Saturday, October 10, 2009

West Virginia

Now back from Vietnam, we’ve had time to digest all that we took in while a half a world away. People have been very supportive the whole way through this project and are very interested in the trip now that we are back. I am often asked how my father handled going back to Vietnam. I tell them that it seems that he needed the last forty years to prepare for his return. And although there were difficult moments, he was able to appreciate all the things he saw this time around and all those people he met. I had no idea how he would take being back in the place of his flashbacks, but I have to say that his ability to achieve what he did is a testament to all the hard work he’s put into his life after his return in 1970. I am also quite often asked if I think he reached some sort of closure. I asked my father the same question, although I knew the basic answer. He said he does not know what closure is. He will always have the memories, the nightmares, and the past can’t be erased. But now he has other images to go along with the war images. I now understand that Post Traumatic Stress Disorder is not something that can easily go away, it is something that needs to be acknowledged honestly and negotiated with care. It is something that is personal and something that needs family. But it is also something that no one other than someone who has the same experience can truly understand. My father has been working on finding those people he was in the Army with for about five years now. And now only two months after returning from our trip to Vietnam, I was able to take my father on yet another adventure to meet up with a man he hasn’t seen in thirty-nine years.

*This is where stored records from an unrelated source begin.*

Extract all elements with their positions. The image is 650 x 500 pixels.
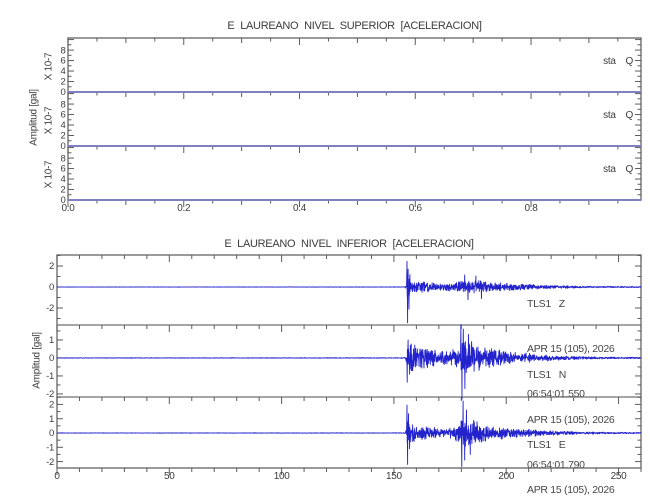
y-tick-label: 0 bbox=[61, 195, 66, 206]
x-tick-label: 0.8 bbox=[525, 203, 539, 214]
y-tick-label: 0 bbox=[49, 428, 54, 439]
superior-y-axis-label: Amplitud [gal] bbox=[28, 89, 40, 146]
trace-id-z: TLS1 Z bbox=[527, 298, 565, 310]
y-tick-label: 2 bbox=[49, 400, 54, 411]
superior-frame bbox=[67, 37, 642, 201]
x-tick-label: 0.4 bbox=[293, 203, 307, 214]
y-tick-label: 0 bbox=[61, 87, 66, 98]
y-tick-label: -2 bbox=[46, 457, 54, 468]
x-tick-label: 0.0 bbox=[61, 203, 75, 214]
y-tick-label: 8 bbox=[61, 45, 66, 56]
y-tick-label: 1 bbox=[49, 335, 54, 346]
superior-unit-label-2: X 10-7 bbox=[43, 106, 55, 135]
y-tick-label: 2 bbox=[61, 131, 66, 142]
y-tick-label: -2 bbox=[46, 389, 54, 400]
x-tick-label: 0.6 bbox=[409, 203, 423, 214]
superior-unit-label-1: X 10-7 bbox=[43, 52, 55, 81]
y-tick-label: 2 bbox=[61, 185, 66, 196]
y-tick-label: 0 bbox=[49, 282, 54, 293]
inferior-y-axis-label: Amplitud [gal] bbox=[31, 332, 43, 389]
superior-panel-title: E LAUREANO NIVEL SUPERIOR [ACELERACION] bbox=[227, 20, 482, 32]
y-tick-label: 2 bbox=[49, 261, 54, 272]
x-tick-label: 150 bbox=[386, 471, 403, 482]
y-tick-label: 0 bbox=[49, 353, 54, 364]
y-tick-label: -1 bbox=[46, 371, 54, 382]
y-tick-label: 6 bbox=[61, 164, 66, 175]
y-tick-label: 6 bbox=[61, 56, 66, 67]
y-tick-label: 1 bbox=[49, 414, 54, 425]
x-tick-label: 50 bbox=[164, 471, 175, 482]
x-tick-label: 200 bbox=[498, 471, 515, 482]
y-tick-label: 2 bbox=[61, 77, 66, 88]
x-tick-label: 0 bbox=[54, 471, 60, 482]
y-tick-label: 8 bbox=[61, 99, 66, 110]
trace-date-e: APR 15 (105), 2026 bbox=[527, 484, 615, 496]
y-tick-label: -2 bbox=[46, 303, 54, 314]
y-tick-label: 6 bbox=[61, 110, 66, 121]
superior-trace-label-3: sta Q bbox=[603, 164, 633, 175]
x-tick-label: 100 bbox=[274, 471, 291, 482]
superior-trace-label-2: sta Q bbox=[603, 110, 633, 121]
y-tick-label: 4 bbox=[61, 174, 66, 185]
trace-annotation-e: TLS1 E APR 15 (105), 2026 06:54:01.140 bbox=[527, 408, 615, 500]
y-tick-label: 0 bbox=[61, 141, 66, 152]
inferior-panel-title: E LAUREANO NIVEL INFERIOR [ACELERACION] bbox=[224, 238, 474, 250]
y-tick-label: 4 bbox=[61, 120, 66, 131]
y-tick-label: -1 bbox=[46, 442, 54, 453]
y-tick-label: 8 bbox=[61, 153, 66, 164]
trace-id-e: TLS1 E bbox=[527, 439, 566, 451]
superior-trace-label-1: sta Q bbox=[603, 56, 633, 67]
y-tick-label: 4 bbox=[61, 66, 66, 77]
superior-unit-label-3: X 10-7 bbox=[43, 160, 55, 189]
x-tick-label: 0.2 bbox=[177, 203, 191, 214]
trace-id-n: TLS1 N bbox=[527, 369, 567, 381]
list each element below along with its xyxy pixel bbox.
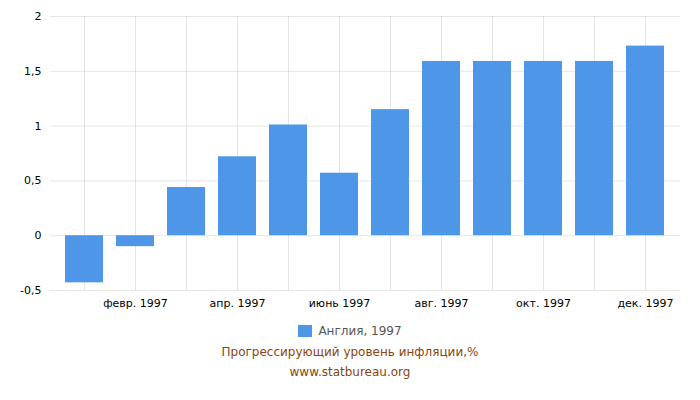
svg-text:0,5: 0,5 [24,174,42,187]
svg-text:авг. 1997: авг. 1997 [415,297,469,310]
html-text:Англия, 1997: Англия, 1997 [318,324,402,338]
html-text:www.statbureau.org: www.statbureau.org [289,365,411,379]
svg-text:2: 2 [35,10,42,23]
svg-text:-0,5: -0,5 [20,284,41,297]
svg-text:1: 1 [35,120,42,133]
svg-text:дек. 1997: дек. 1997 [617,297,673,310]
svg-text:июнь 1997: июнь 1997 [309,297,371,310]
svg-text:0: 0 [35,229,42,242]
svg-text:февр. 1997: февр. 1997 [103,297,168,310]
svg-text:апр. 1997: апр. 1997 [210,297,266,310]
html-text:Прогрессирующий уровень инфляц: Прогрессирующий уровень инфляции,% [221,345,479,359]
svg-text:окт. 1997: окт. 1997 [516,297,571,310]
svg-text:1,5: 1,5 [24,65,42,78]
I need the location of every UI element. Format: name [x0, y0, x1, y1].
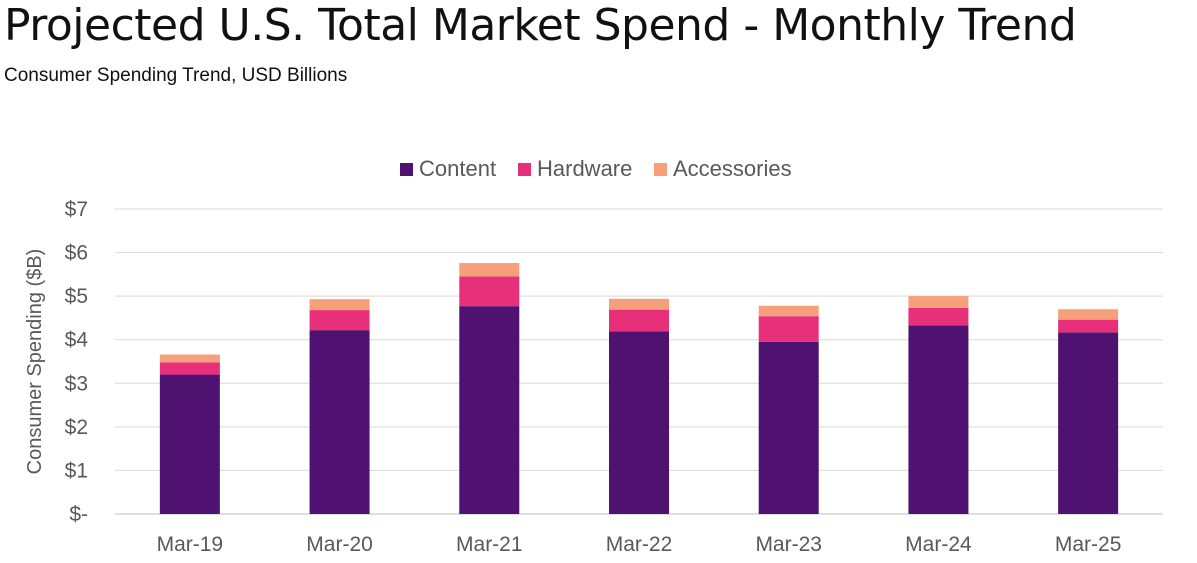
bar-segment-content: [1058, 332, 1119, 514]
y-tick-label: $5: [65, 285, 88, 308]
bar-segment-content: [159, 374, 220, 514]
x-tick-label: Mar-19: [157, 533, 224, 556]
legend-label-accessories: Accessories: [673, 156, 792, 181]
x-tick-label: Mar-23: [755, 533, 822, 556]
legend-swatch-content: [400, 163, 413, 176]
bar-segment-content: [908, 325, 969, 514]
x-tick-label: Mar-21: [456, 533, 523, 556]
bar-segment-accessories: [159, 354, 220, 363]
y-tick-label: $4: [65, 329, 89, 352]
bar-segment-accessories: [459, 263, 520, 277]
x-tick-label: Mar-25: [1055, 533, 1122, 556]
bar-segment-hardware: [309, 310, 370, 331]
bar-segment-content: [459, 306, 520, 514]
legend-swatch-hardware: [518, 163, 531, 176]
bar-segment-accessories: [908, 296, 969, 308]
page-title: Projected U.S. Total Market Spend - Mont…: [4, 0, 1077, 51]
bar-segment-hardware: [459, 276, 520, 307]
bar-segment-content: [609, 331, 669, 514]
x-tick-label: Mar-20: [306, 533, 373, 556]
y-tick-label: $3: [65, 372, 88, 395]
bar-segment-content: [758, 341, 819, 514]
bar-segment-hardware: [1058, 319, 1119, 333]
page-subtitle: Consumer Spending Trend, USD Billions: [4, 65, 348, 86]
y-tick-label: $7: [65, 198, 88, 221]
legend-label-content: Content: [419, 156, 496, 181]
bar-segment-accessories: [609, 298, 669, 310]
x-tick-label: Mar-22: [606, 533, 673, 556]
y-axis-title: Consumer Spending ($B): [24, 249, 46, 475]
bar-segment-hardware: [159, 362, 220, 375]
bar-segment-accessories: [1058, 309, 1119, 320]
bar-segment-accessories: [309, 299, 370, 311]
legend-label-hardware: Hardware: [537, 156, 632, 181]
y-tick-label: $2: [65, 416, 88, 439]
bar-segment-hardware: [758, 316, 819, 342]
bar-segment-accessories: [758, 305, 819, 317]
y-tick-label: $1: [65, 459, 88, 482]
bar-segment-hardware: [908, 307, 969, 326]
bar-segment-hardware: [609, 309, 669, 332]
y-tick-label: $6: [65, 242, 88, 265]
x-tick-label: Mar-24: [905, 533, 972, 556]
legend-swatch-accessories: [654, 163, 667, 176]
bar-segment-content: [309, 330, 370, 514]
y-tick-label: $-: [69, 503, 88, 526]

After returning form Vietnam, I decided to invite my father to travel to Washington D.C. with my son and I. I wanted our three generations to visit the Vietnam Wall. A day before our drive he informed me that someone he was in Vietnam with lives in West Virginia, a state we would be driving through the next day, and wondered if we could visit him. The coincidence was amazing and seemed meant to be. We traveled all day and met whom my father still refers to as “County” in the hotel lobby. The greetings were warm as they stood looking at each other. Right away my father said to the man facing him, “you look just the same.” And Country said the same back to him. My father over the years has spoken quite a bit about Country. In fact he was able to find him just a few years ago and called him on the phone. When they were about to hang up Country said, “I am so glad you called, you made my day.” Now they were face-to-face, thirty-nine years after they last saw each other. They sat down and my father pulled out his photo album with a picture of himself, Country, and a few others. My father pointed at the photo and remarked about how Country always had an apple, then reached in his bag, pulled out an apple, and handed it over. The man next to him gave a smile and their conversation took off. They shared their memories, helped each other remember names and places, and the whole time Country took bites out of his apple. You could see the pieces fitting together. Where my father had forgotten, Country could remember, and vice versa. They sat on that couch together in the hotel lobby for hours that night, sharing back and forth their combined memories. You could see their relief.

Veterans need veterans. I can’t help my father in ways that Country can. I don’t know what those two men went through, even though they shared their stories with me. Their bond is cemented in something very difficult and something that cannot have closure. But I’ve realized that closure or forgetting may not be the answer. There is no answer when your past follows you around. You can’t outrun Post Traumatic Stress Disorder. You can only work through it in your own way, at your own pace, at your own time. It is something very personal and individual and requires patience, respect, and love.